Нила деловито надела матерчатые перчатки, Ольги перешучивались, и только одна Полина, обозревая пламенеющую бесконечность, поняла, что тут и закончится, не начавшись, её слава земная.
– Поле маков в ложбине у Живерни! – произнесла она в никуда.
– Анна Ярославна, Лондонский Парламент[11] вам сейчас не поможет. Небо вам сейчас с овчинку покажется со всеми вашими импрессионистами, вместе взятыми, – тут же съехидничал стоявший рядом Примус.
– Примус, иди к чёрту! Можно подумать, я никогда помидоры не собирала!
– А можно подумать, собирала!
– Собирала, собирала. У бабушки в огороде.
– Ах, у бабушки в огороде. Ну, тогда конечно. Тогда ты прям-таки Паша Ангелина и Алексей Стаханов! Тогда ты сейчас все эти прекрасные кровавые плоды порвёшь, как Тузик грелку!
– Хватит болтать! – Вадим оборвал «интеллектуальную» дискуссию, расставил всех у кромки поля и дал команду: – Начали!
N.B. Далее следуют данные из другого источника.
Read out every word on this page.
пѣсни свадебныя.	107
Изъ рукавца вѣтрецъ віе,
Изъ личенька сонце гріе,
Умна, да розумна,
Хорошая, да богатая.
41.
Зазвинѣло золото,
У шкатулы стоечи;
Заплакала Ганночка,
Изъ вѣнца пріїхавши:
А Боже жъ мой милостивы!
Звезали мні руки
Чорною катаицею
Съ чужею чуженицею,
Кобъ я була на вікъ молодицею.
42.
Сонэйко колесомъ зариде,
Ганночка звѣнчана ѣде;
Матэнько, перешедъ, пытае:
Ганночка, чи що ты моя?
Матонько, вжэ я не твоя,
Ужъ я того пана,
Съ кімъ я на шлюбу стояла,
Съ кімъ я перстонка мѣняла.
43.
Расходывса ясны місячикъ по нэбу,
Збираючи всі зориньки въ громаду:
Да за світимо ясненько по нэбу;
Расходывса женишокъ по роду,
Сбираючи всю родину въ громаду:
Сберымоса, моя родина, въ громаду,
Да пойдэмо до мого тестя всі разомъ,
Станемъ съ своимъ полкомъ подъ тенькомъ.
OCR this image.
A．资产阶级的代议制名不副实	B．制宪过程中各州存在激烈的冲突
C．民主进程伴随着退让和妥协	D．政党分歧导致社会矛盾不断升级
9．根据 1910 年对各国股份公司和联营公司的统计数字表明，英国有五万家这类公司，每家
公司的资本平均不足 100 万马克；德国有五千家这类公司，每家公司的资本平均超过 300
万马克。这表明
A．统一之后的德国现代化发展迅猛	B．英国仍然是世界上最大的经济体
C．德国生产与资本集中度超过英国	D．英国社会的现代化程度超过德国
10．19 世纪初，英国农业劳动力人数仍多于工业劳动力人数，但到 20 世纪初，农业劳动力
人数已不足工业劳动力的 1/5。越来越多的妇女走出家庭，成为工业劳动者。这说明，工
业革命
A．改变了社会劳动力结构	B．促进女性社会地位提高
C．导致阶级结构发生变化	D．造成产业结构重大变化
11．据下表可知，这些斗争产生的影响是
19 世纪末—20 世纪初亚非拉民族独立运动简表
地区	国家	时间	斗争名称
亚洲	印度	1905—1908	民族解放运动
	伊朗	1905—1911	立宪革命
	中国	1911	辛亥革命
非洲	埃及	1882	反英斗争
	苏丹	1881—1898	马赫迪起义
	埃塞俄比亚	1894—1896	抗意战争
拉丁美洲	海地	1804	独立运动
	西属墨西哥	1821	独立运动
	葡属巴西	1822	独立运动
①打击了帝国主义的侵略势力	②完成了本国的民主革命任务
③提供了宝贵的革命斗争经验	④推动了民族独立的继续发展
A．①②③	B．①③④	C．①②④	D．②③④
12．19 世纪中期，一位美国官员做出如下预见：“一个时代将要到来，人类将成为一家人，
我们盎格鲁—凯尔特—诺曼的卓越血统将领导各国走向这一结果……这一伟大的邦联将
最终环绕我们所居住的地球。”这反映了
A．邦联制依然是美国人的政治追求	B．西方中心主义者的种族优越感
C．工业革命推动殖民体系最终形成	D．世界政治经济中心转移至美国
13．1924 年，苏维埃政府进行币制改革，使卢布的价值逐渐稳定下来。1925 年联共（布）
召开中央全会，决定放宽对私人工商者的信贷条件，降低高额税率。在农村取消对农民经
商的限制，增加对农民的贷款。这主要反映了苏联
«Мне кажется, или это Вадим тут на самом деле «звеньевая»?» – нагибаясь к первому кусту, подумала Поля.
Это оказалось не так сложно. Первые пятнадцать минут. Уже полчаса спустя нещадно ломило спину, ужасно чесались руки, пот заливал глаза. Через час захотелось пить. Через два – лечь на землю и, раскинув руки, тупо пялиться в небеса. Через два с четвертью захотелось на небеса попасть. Лишь врождённое упрямство и упёртая гордость не позволяли отступить. Соседки по комнате рвали проклятые овощи метрах в пятидесяти от неё, да ещё и болтать успевали, судя по мимике. Парни ушли так далеко вперёд, что и видно не было. Они деловито проносились мимо Полины с заполненными ящиками. Лишь Примус изредка останавливался поострить. Вадим к ней не подошёл ни разу. Она уже успела надуться и готовила ему гневную отповедь.
– Ну что, Анна Ярославна, это тебе не фунт поэзии Бродского, ага? Не парься, он тоже некоторое время телят пас. Правда, ничего хорошего из этого не вышло. Но и ничего плохого, надо заметить. Даже стишок в сельскую газетёнку тиснул за рубль с мелочью, хоть и ссыльный тунеядец. А ты у нас – тунеядец при должности. Фаворитка серого кардинала. Рыцари Круглого Стола уже оплакивают своего верного товарища и предводителя. Никаких тебе больше пиров, одни серенады в честь ногастой пигалицы.
Полина из положения ниц подняла глаза на Примуса.
– Ах, – Примус театрально отпрянул, – какие глаза, мадемуазель. Какие пылкие очи! Будь я в вас влюблён, как наш великолепный Кроткий, я бы немедля предложил вам руку и сердце за взгляд, исполненный столь непосредственной, искренней, незамутнённой, беспричинной ненависти. Но, увы мне, я лишь хочу причаститься вашего тела впоследствии. Ничего иного мне не требуется, так малы мои запросы. Но я обязуюсь быть нежным, умелым и внимательным. Так что, как только вы лишитесь девственности, поставьте меня в известность! – Примус щёлкнул воображаемыми каблуками, поклонился и ускакал к краю поля с полным ящиком наперевес.